Pour la plupart, la science de la biologie s’est développée à travers le processus d’essais et d’erreurs. Un chercheur formule une hypothèse, le teste dans une expérience scientifique et analyse les résultats. Ensuite, le chercheur passe à l’hypothèse suivante. Et ainsi de suite.
L’approche prend du temps, mais elle a donné des résultats – les humains vivent plus longtemps que jamais. Les essais cliniques pour les nouveaux traitements médicaux prennent des années à mener, et l’écrasante majorité des nouveaux traitements ne surveille jamais. HSU compare le processus à une randonnée dans les montagnes de Californie.
« Être un chercheur biomédical peut avoir envie de marcher dans le désert », explique HSU. « Vous voyez un pic au loin, et vous vous dirigez vers lui. Ensuite, trois heures dans la promenade, vous vous rendez compte que vous ne vous êtes pas beaucoup rapproché. Et vous devez prendre une décision sur la question de savoir si vous marchez dans la bonne direction. »
En biologie, les expériences ont eu tendance à se dérouler à l’échelle de la vie – dans les jours, les semaines, les mois et les années. Et si vous vous dirigez dans la mauvaise direction, vous pourriez être hors cap pendant un certain temps.
« L’efficacité compte vraiment. Vous pouvez passer des années à travailler sur la mauvaise chose et avoir juste de la chance », dit-il. « Nous sommes allés très loin en biologie avec quelque chose de proche de deviner et de vérifier. »
L’un des principaux objectifs des chercheurs EVO 2 est d’utiliser l’IA pour accélérer le développement de découvertes en thérapies réelles. Le concept a des racines dans la pandémie Covid-19, qui a vu les vaccins d’ARNm largement et rapidement.

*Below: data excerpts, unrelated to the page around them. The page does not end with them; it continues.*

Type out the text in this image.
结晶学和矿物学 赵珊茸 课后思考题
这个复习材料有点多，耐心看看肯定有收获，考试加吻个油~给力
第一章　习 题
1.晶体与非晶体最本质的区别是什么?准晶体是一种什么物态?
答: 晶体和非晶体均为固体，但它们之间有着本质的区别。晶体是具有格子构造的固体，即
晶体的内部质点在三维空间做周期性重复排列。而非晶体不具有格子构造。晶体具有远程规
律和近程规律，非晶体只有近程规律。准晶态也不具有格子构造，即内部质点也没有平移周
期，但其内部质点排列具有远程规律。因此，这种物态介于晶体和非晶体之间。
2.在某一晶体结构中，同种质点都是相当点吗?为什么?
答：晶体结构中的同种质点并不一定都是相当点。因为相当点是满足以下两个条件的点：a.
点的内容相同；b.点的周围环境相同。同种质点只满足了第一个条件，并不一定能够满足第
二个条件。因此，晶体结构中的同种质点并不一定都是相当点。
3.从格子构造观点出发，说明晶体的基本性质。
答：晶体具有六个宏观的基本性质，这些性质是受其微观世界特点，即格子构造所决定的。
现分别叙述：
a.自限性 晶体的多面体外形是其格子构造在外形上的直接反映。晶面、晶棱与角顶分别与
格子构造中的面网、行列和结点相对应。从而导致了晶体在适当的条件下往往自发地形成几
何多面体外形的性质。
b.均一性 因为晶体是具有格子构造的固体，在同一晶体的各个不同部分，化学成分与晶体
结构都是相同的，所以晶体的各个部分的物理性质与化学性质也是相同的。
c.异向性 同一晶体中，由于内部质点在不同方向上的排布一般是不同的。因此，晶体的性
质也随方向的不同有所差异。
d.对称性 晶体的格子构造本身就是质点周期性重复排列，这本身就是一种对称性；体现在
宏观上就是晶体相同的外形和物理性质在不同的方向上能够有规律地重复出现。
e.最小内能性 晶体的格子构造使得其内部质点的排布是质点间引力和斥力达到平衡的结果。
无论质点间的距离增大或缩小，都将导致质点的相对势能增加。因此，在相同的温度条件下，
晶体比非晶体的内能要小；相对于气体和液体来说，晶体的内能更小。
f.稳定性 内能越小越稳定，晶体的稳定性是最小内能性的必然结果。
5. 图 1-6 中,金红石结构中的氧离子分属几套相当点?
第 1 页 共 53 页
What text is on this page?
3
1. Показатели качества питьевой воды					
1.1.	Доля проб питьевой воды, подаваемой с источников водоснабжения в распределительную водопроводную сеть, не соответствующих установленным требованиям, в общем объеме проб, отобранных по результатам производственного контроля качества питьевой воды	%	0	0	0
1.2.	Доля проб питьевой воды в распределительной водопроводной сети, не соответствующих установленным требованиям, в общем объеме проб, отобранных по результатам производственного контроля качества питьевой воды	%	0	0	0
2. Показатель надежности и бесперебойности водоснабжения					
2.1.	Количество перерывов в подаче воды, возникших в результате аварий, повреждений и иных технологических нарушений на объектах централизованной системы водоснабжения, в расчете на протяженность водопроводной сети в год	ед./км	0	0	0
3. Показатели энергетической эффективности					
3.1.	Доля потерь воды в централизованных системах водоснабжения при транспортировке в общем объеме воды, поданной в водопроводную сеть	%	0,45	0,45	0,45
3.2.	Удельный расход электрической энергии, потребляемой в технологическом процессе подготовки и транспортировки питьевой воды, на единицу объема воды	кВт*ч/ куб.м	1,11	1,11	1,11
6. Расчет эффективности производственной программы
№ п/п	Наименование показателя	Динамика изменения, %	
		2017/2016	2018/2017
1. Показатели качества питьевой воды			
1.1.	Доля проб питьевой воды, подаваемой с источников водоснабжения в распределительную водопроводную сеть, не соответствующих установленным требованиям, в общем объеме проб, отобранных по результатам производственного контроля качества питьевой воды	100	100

« Cette percée a été de 60 ans », explique Howard Chang, vice-président principal de la recherche mondiale de la société de biotechnologie Amgen et ancien chercheur de l’Institut Arc. « L’ARN messager a été découvert comme une entité biologique fondamentale en 1961. Elle n’aurait pas dû prendre autant de temps. »
Selon Chang, EVO 2 peut déjà faire des choses qui devraient aider à accélérer le processus. Il est capable de prédire avec précision quels gènes d’ARN sont essentiels à la fonction cellulaire et lesquels sont dispensables. Il peut vous dire quels gènes sont impliqués dans le contrôle du comportement cellulaire qui conduit à des maladies. Cela peut mettre les chercheurs sur la bonne voie plus tôt.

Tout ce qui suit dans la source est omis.